George Hart was born into a modest farm family in rural New Hampshire. The youngest of six children of Edward and Sally Hart, one older brother
died in infancy and his two oldest sisters
died of tuberculosis by the time he was 15. Perhaps these early losses forced him to grow up quickly; he got into the lumber business at a young age. By 18, he had built his first lumber mill and by his late 20s, he owned three lumber mills in New Hampshire.
At 27, he married his first wife, Ita Belle Carter, a 21 year-old music teacher. A couple years later, he sold off his mills and he, Ita, and his older brother, John Fox Hart, would move out to Washington state. There he started more lumber mills, with he and his brother also starting the Tacoma & Eastern Railroad Company, which they used to transport the timber.
He seemed to build on his success and fortune during his five years in Washington, although not without controversy. The newspapers wrote about one of his mills burning down: rumors of arson, and a well-publicized lawsuit with the insurance company, which he eventually won. He and Ita split while living in Washington; she returned home to New England.
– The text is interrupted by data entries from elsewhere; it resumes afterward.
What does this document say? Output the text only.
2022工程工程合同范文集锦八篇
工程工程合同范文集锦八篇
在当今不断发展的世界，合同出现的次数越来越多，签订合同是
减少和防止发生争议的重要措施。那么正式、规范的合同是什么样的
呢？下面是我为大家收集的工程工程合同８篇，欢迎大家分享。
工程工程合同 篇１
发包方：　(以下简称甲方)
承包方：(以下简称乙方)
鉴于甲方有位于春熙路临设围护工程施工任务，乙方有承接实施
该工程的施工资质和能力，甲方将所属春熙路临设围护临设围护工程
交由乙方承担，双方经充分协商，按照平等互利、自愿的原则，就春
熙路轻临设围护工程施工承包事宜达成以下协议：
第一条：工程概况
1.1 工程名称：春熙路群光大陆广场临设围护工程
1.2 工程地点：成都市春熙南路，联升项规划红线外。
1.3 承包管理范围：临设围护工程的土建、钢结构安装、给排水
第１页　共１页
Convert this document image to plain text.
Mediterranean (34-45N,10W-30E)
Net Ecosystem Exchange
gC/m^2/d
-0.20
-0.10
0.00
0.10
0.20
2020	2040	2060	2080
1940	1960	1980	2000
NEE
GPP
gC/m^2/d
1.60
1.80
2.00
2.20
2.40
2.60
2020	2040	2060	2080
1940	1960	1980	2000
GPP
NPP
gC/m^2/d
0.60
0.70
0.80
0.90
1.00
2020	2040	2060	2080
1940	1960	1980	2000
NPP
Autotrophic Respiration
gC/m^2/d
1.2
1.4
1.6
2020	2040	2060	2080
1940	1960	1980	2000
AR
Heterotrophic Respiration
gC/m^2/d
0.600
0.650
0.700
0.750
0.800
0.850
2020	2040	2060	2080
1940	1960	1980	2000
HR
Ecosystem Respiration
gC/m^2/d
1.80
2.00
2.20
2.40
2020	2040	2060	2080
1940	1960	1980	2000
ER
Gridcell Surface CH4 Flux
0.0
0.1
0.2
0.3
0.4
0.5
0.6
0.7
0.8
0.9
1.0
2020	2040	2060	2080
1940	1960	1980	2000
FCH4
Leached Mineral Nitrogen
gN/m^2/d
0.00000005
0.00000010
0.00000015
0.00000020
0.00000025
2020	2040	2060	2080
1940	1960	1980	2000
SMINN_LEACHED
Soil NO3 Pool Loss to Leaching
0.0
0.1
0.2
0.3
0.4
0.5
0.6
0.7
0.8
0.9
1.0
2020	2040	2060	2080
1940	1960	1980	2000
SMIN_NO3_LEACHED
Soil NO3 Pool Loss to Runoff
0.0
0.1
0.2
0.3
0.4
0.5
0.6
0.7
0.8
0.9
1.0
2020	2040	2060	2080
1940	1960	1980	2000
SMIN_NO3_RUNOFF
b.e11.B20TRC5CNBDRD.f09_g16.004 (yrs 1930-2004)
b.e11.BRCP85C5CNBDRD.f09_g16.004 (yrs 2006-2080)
Perhaps looking for a new challenge, Hart moved to Oakland in 1896 and got into the real estate business. He made his way to Los Angeles by 1900 and got into business with Henry Huntington, whose Pacific Electric Railway would figure into his plans for Corona del Mar. In 1903, he married May Evelyn Guertin, possibly meeting her on one of his trips back East to visit family, as she was living in Fall River, Massachusetts at the time.